Question

A company compiles data on a variety of issues in education. In 2004 the company reported that the national college​ freshman-to-sophomore retention rate was 66​%. Consider colleges with freshman classes of 500 students. Use the​ 68-95-99.7 rule to describe the sampling distribution model for the percentage of students expected to return for their sophomore years. Do you think the appropriate conditions are​ met

Answer 1

Answer:

1) Randomization: We assume that we have a random sample of students

2) 10% condition, for this case we assume that the sample size is lower than 10% of the real population size

3) np = 500*0.66= 330 >10

n(1-p) = 500*(1-0.66) =170>10

So then we can use the normal approximation for the distribution of p, since the conditions are satisfied

The population proportion have the following distribution :

$p \sim N(p,\sqrt{\frac{\hat p(1-\hat p)}{n}})$  

And we have :

$\mu_p = 0.66$

$\sigma_{p}= \sqrt{\frac{0.66(1-0.66)}{500}}= 0.0212$

Using the 68-95-99.7% rule we expect 68% of the values between 0.639 (63.9%) and 0.681 (68.1%), 95% of the values between 0.618(61.8%) and 0.702(70.2%) and 99.7% of the values between 0.596(59.6%) and 0.724(72.4%).

Step-by-step explanation:

For this case we know that we have a sample of n = 500 students and we have a percentage of expected return for their sophomore years given 66% and on fraction would be 0.66 and we are interested on the distribution for the population proportion p.

We want to know if we can apply the normal approximation, so we need to check 3 conditions:

1) Randomization: We assume that we have a random sample of students

2) 10% condition, for this case we assume that the sample size is lower than 10% of the real population size

3) np = 500*0.66= 330 >10

n(1-p) = 500*(1-0.66) =170>10

So then we can use the normal approximation for the distribution of p, since the conditions are satisfied

The population proportion have the following distribution :

$p \sim N(p,\sqrt{\frac{\hat p(1-\hat p)}{n}})$  

And we have :

$\mu_p = 0.66$

$\sigma_{p}= \sqrt{\frac{0.66(1-0.66)}{500}}= 0.0212$

And we can use the empirical rule to describe the distribution of percentages.

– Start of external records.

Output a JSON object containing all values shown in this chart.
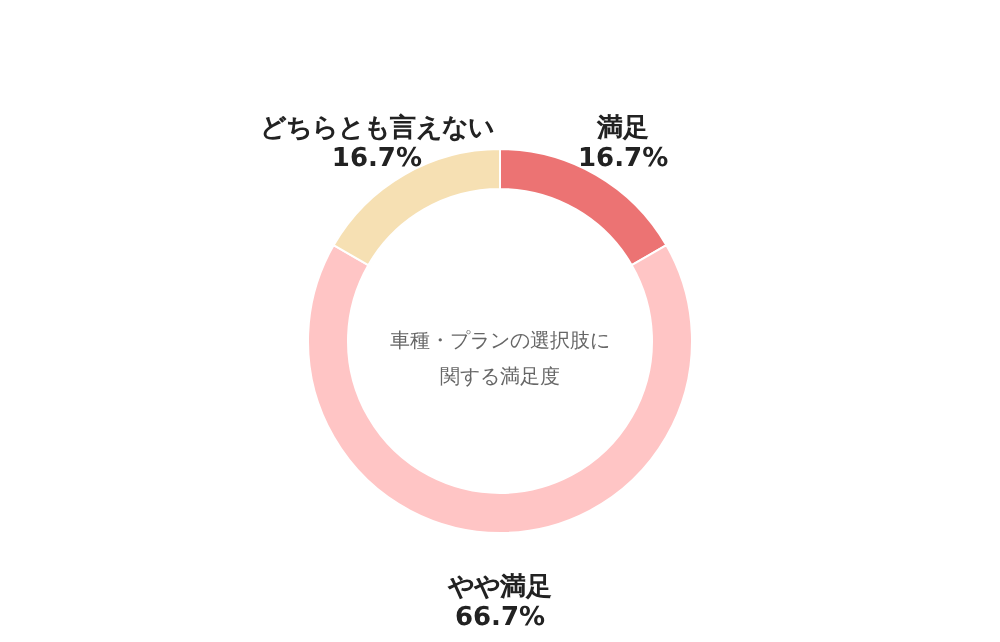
{
  "chart_data": {
    "type": "donut",
    "title": "車種・プランの選択肢に関する満足度",
    "categories": [
      "満足",
      "やや満足",
      "どちらとも言えない"
    ],
    "values": [
      16.7,
      66.7,
      16.7
    ],
    "value_labels": [
      "16.7%",
      "66.7%",
      "16.7%"
    ],
    "colors": [
      "#ec7373",
      "#ffc5c5",
      "#f6e0b3"
    ]
  }
}
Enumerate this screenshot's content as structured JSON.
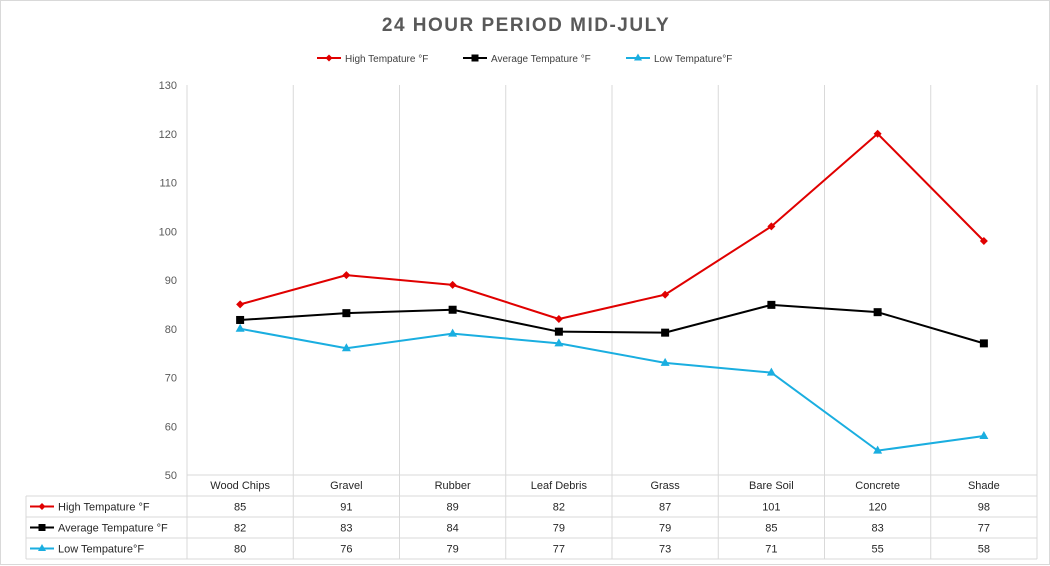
{
  "chart_data": {
    "type": "line",
    "title": "24 HOUR PERIOD MID-JULY",
    "categories": [
      "Wood Chips",
      "Gravel",
      "Rubber",
      "Leaf Debris",
      "Grass",
      "Bare Soil",
      "Concrete",
      "Shade"
    ],
    "series": [
      {
        "name": "High Tempature °F",
        "values": [
          85,
          91,
          89,
          82,
          87,
          101,
          120,
          98
        ],
        "color": "#e00000",
        "marker": "diamond"
      },
      {
        "name": "Average Tempature °F",
        "values": [
          82,
          83,
          84,
          79,
          79,
          85,
          83,
          77
        ],
        "color": "#000000",
        "marker": "square"
      },
      {
        "name": "Low Tempature°F",
        "values": [
          80,
          76,
          79,
          77,
          73,
          71,
          55,
          58
        ],
        "color": "#1aaee0",
        "marker": "triangle"
      }
    ],
    "line_values": {
      "Average Tempature °F": [
        81.8,
        83.2,
        83.9,
        79.4,
        79.2,
        84.9,
        83.4,
        77
      ]
    },
    "ylim": [
      50,
      130
    ],
    "yticks": [
      50,
      60,
      70,
      80,
      90,
      100,
      110,
      120,
      130
    ],
    "grid": "vertical",
    "legend_position": "top",
    "data_table": true
  }
}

The empirical rule, also known as three-sigma rule or 68-95-99.7 rule, "is a statistical rule which states that for a normal distribution, almost all data falls within three standard deviations (denoted by σ) of the mean (denoted by µ)".

On this case in order to check if the random variable X follows a normal distribution we can use the empirical rule that states the following:

• The probability of obtain values within one deviation from the mean is 0.68

• The probability of obtain values within two deviation's from the mean is 0.95

• The probability of obtain values within three deviation's from the mean is 0.997

Using the 68-95-99.7% rule we expect 68% of the values between 0.639 (63.9%) and 0.681 (68.1%), 95% of the values between 0.618(61.8%) and 0.702(70.2%) and 99.7% of the values between 0.596(59.6%) and 0.724(72.4%).